With the warm, humid days of spring upon us the activity in the insect world seems to be increasing on a daily basis. A late night due to a spot of moth trapping brought the bonus of 5 new moths for our garden including Scorched Wing and Spectacle( and yes it does look like it is wearing spectacles).
A walk around Branton Ponds next morning produced the day shift and our first Damselfly of the year in the form of Common Blue.
Common Blue Damselfly
What was even more interesting was a Scorpion Fly(probably Panorpa communis) which is in the same group of insects as Lacewings, apparently the male at mating time is sometimes killed by the female, so to placate her he brings her a small ball of spit which to Scorpion flies is the same as a bunch of roses or a box of chocs, who says romance is dead.
Bank holiday Monday and we decided to get as far away from the coast as possible so we headed to Holystone Woods,when we arrived the air was alive with bird song. We could hear Chiffchaff,Willow Warbler and Redstart, the ground was carpeted with Violets and Primroses but as we reached the oak woodland we could hear the distinctive call of Wood Warbler and soon we were in the middle of his territory, as he sang every part of his body shook. Moving on we left the oak woods and headed for more open Birch woodland where Tree Pipits called from the tree tops and parachuted from the sky, a few more species were added including Great Spotted Woodpecker, Cuckoo and Jay but nothing could eclipse the shear magic of the little sprite of the woods.

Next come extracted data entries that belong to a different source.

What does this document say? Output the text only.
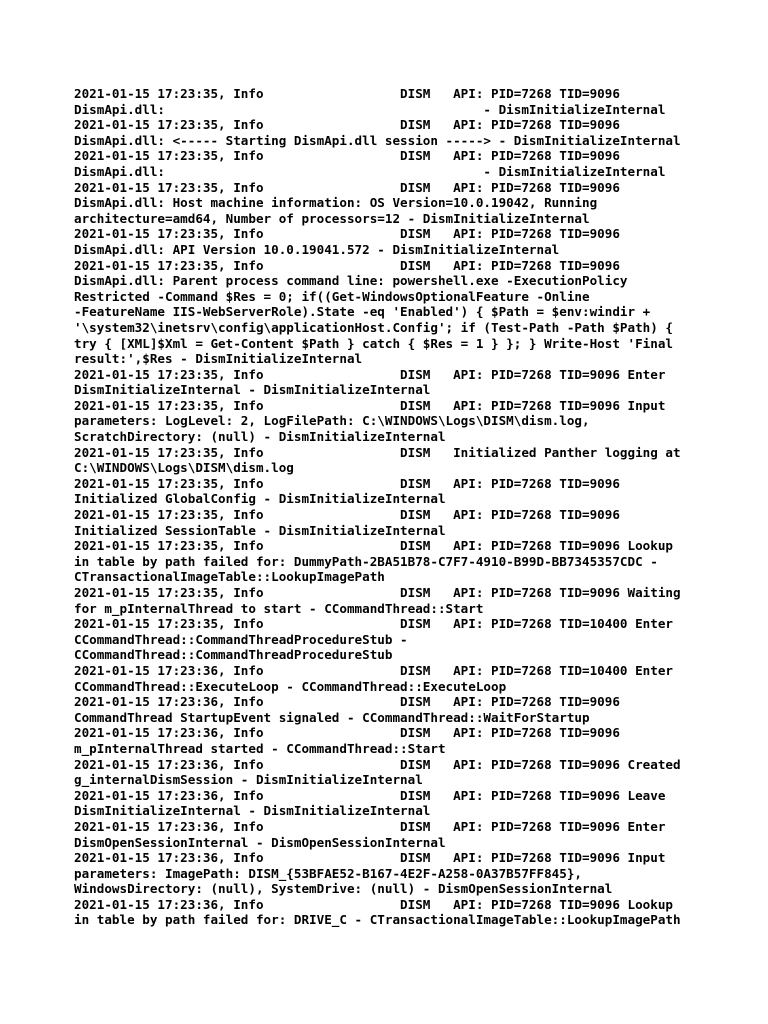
2021-01-15 17:23:35, Info                  DISM   API: PID=7268 TID=9096
DismApi.dll:                                          - DismInitializeInternal
2021-01-15 17:23:35, Info                  DISM   API: PID=7268 TID=9096
DismApi.dll: <----- Starting DismApi.dll session -----> - DismInitializeInternal
2021-01-15 17:23:35, Info                  DISM   API: PID=7268 TID=9096
DismApi.dll:                                          - DismInitializeInternal
2021-01-15 17:23:35, Info                  DISM   API: PID=7268 TID=9096
DismApi.dll: Host machine information: OS Version=10.0.19042, Running
architecture=amd64, Number of processors=12 - DismInitializeInternal
2021-01-15 17:23:35, Info                  DISM   API: PID=7268 TID=9096
DismApi.dll: API Version 10.0.19041.572 - DismInitializeInternal
2021-01-15 17:23:35, Info                  DISM   API: PID=7268 TID=9096
DismApi.dll: Parent process command line: powershell.exe -ExecutionPolicy
Restricted -Command $Res = 0; if((Get-WindowsOptionalFeature -Online
-FeatureName IIS-WebServerRole).State -eq 'Enabled') { $Path = $env:windir +
'\system32\inetsrv\config\applicationHost.Config'; if (Test-Path -Path $Path) {
try { [XML]$Xml = Get-Content $Path } catch { $Res = 1 } }; } Write-Host 'Final
result:',$Res - DismInitializeInternal
2021-01-15 17:23:35, Info                  DISM   API: PID=7268 TID=9096 Enter
DismInitializeInternal - DismInitializeInternal
2021-01-15 17:23:35, Info                  DISM   API: PID=7268 TID=9096 Input
parameters: LogLevel: 2, LogFilePath: C:\WINDOWS\Logs\DISM\dism.log,
ScratchDirectory: (null) - DismInitializeInternal
2021-01-15 17:23:35, Info                  DISM   Initialized Panther logging at
C:\WINDOWS\Logs\DISM\dism.log
2021-01-15 17:23:35, Info                  DISM   API: PID=7268 TID=9096
Initialized GlobalConfig - DismInitializeInternal
2021-01-15 17:23:35, Info                  DISM   API: PID=7268 TID=9096
Initialized SessionTable - DismInitializeInternal
2021-01-15 17:23:35, Info                  DISM   API: PID=7268 TID=9096 Lookup
in table by path failed for: DummyPath-2BA51B78-C7F7-4910-B99D-BB7345357CDC -
CTransactionalImageTable::LookupImagePath
2021-01-15 17:23:35, Info                  DISM   API: PID=7268 TID=9096 Waiting
for m_pInternalThread to start - CCommandThread::Start
2021-01-15 17:23:35, Info                  DISM   API: PID=7268 TID=10400 Enter
CCommandThread::CommandThreadProcedureStub -
CCommandThread::CommandThreadProcedureStub
2021-01-15 17:23:36, Info                  DISM   API: PID=7268 TID=10400 Enter
CCommandThread::ExecuteLoop - CCommandThread::ExecuteLoop
2021-01-15 17:23:36, Info                  DISM   API: PID=7268 TID=9096
CommandThread StartupEvent signaled - CCommandThread::WaitForStartup
2021-01-15 17:23:36, Info                  DISM   API: PID=7268 TID=9096
m_pInternalThread started - CCommandThread::Start
2021-01-15 17:23:36, Info                  DISM   API: PID=7268 TID=9096 Created
g_internalDismSession - DismInitializeInternal
2021-01-15 17:23:36, Info                  DISM   API: PID=7268 TID=9096 Leave
DismInitializeInternal - DismInitializeInternal
2021-01-15 17:23:36, Info                  DISM   API: PID=7268 TID=9096 Enter
DismOpenSessionInternal - DismOpenSessionInternal
2021-01-15 17:23:36, Info                  DISM   API: PID=7268 TID=9096 Input
parameters: ImagePath: DISM_{53BFAE52-B167-4E2F-A258-0A37B57FF845},
WindowsDirectory: (null), SystemDrive: (null) - DismOpenSessionInternal
2021-01-15 17:23:36, Info                  DISM   API: PID=7268 TID=9096 Lookup
in table by path failed for: DRIVE_C - CTransactionalImageTable::LookupImagePath
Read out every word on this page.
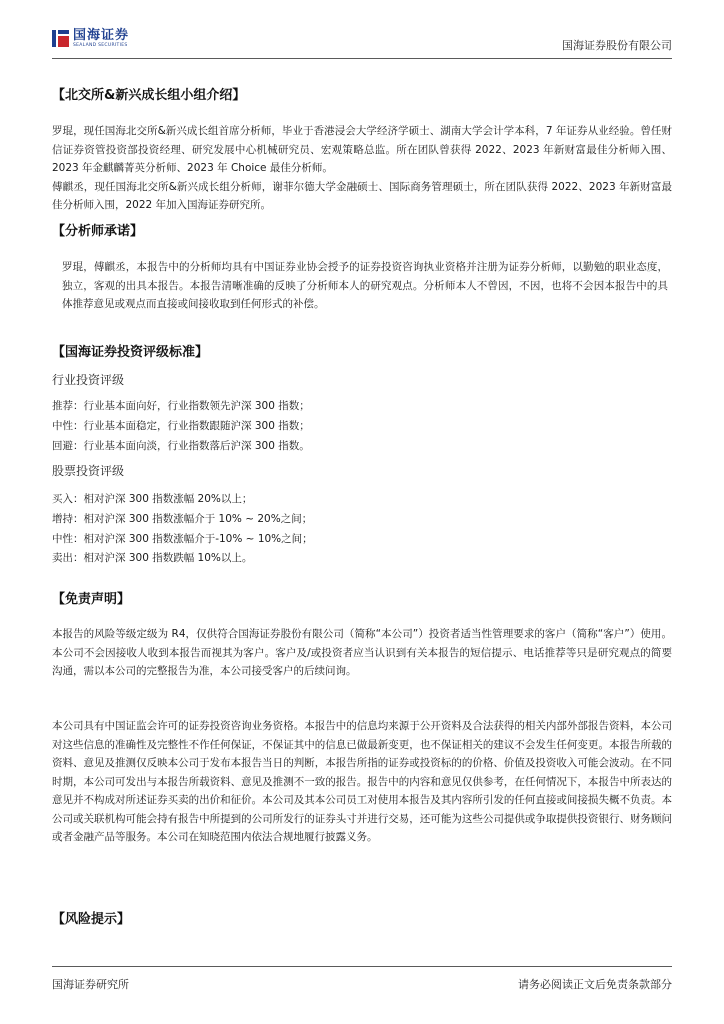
国海证券
SEALAND SECURITIES	国海证券股份有限公司
【北交所&新兴成长组小组介绍】

罗琨，现任国海北交所&新兴成长组首席分析师，毕业于香港浸会大学经济学硕士、湖南大学会计学本科，7 年证券从业经验。曾任财信证券资管投资部投资经理、研究发展中心机械研究员、宏观策略总监。所在团队曾获得 2022、2023 年新财富最佳分析师入围、2023 年金麒麟菁英分析师、2023 年 Choice 最佳分析师。

傅麒丞，现任国海北交所&新兴成长组分析师，谢菲尔德大学金融硕士、国际商务管理硕士，所在团队获得 2022、2023 年新财富最佳分析师入围，2022 年加入国海证券研究所。

【分析师承诺】
罗琨，傅麒丞，本报告中的分析师均具有中国证券业协会授予的证券投资咨询执业资格并注册为证券分析师，以勤勉的职业态度，独立，客观的出具本报告。本报告清晰准确的反映了分析师本人的研究观点。分析师本人不曾因，不因，也将不会因本报告中的具体推荐意见或观点而直接或间接收取到任何形式的补偿。
【国海证券投资评级标准】
行业投资评级
推荐：行业基本面向好，行业指数领先沪深 300 指数；
中性：行业基本面稳定，行业指数跟随沪深 300 指数；
回避：行业基本面向淡，行业指数落后沪深 300 指数。
股票投资评级
买入：相对沪深 300 指数涨幅 20%以上；
增持：相对沪深 300 指数涨幅介于 10% ~ 20%之间；
中性：相对沪深 300 指数涨幅介于-10% ~ 10%之间；
卖出：相对沪深 300 指数跌幅 10%以上。
【免责声明】
本报告的风险等级定级为 R4，仅供符合国海证券股份有限公司（简称“本公司”）投资者适当性管理要求的客户（简称“客户”）使用。本公司不会因接收人收到本报告而视其为客户。客户及/或投资者应当认识到有关本报告的短信提示、电话推荐等只是研究观点的简要沟通，需以本公司的完整报告为准，本公司接受客户的后续问询。
本公司具有中国证监会许可的证券投资咨询业务资格。本报告中的信息均来源于公开资料及合法获得的相关内部外部报告资料，本公司对这些信息的准确性及完整性不作任何保证，不保证其中的信息已做最新变更，也不保证相关的建议不会发生任何变更。本报告所载的资料、意见及推测仅反映本公司于发布本报告当日的判断，本报告所指的证券或投资标的的价格、价值及投资收入可能会波动。在不同时期，本公司可发出与本报告所载资料、意见及推测不一致的报告。报告中的内容和意见仅供参考，在任何情况下，本报告中所表达的意见并不构成对所述证券买卖的出价和征价。本公司及其本公司员工对使用本报告及其内容所引发的任何直接或间接损失概不负责。本公司或关联机构可能会持有报告中所提到的公司所发行的证券头寸并进行交易，还可能为这些公司提供或争取提供投资银行、财务顾问或者金融产品等服务。本公司在知晓范围内依法合规地履行披露义务。
【风险提示】
国海证券研究所	请务必阅读正文后免责条款部分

We were on our early morning dog walk around the west pond at Branton, the air was thick with Sand Martins as they skimmed the surface, a group of male Tufted Ducks squabbled and pairs of Shelduck flew around protecting their territory from intruders. As we walked along the pipeline Blackcaps and Garden Warblers piped out their similar calls and Whitethroats sang from the bushes.
We were about half way along when a ghostly shape came out of the mist in the shape of a Barn Owl hunting for it's breakfast, or optimistically a nest full of youngsters, we watched for a few minutes before it glided off towards the east pond. At this point we happened to look up and there above us heading east was a single Common Tern a great sight so far inland and a first for the site, after a spring Arctic Tern last year what will be next, we can only hope.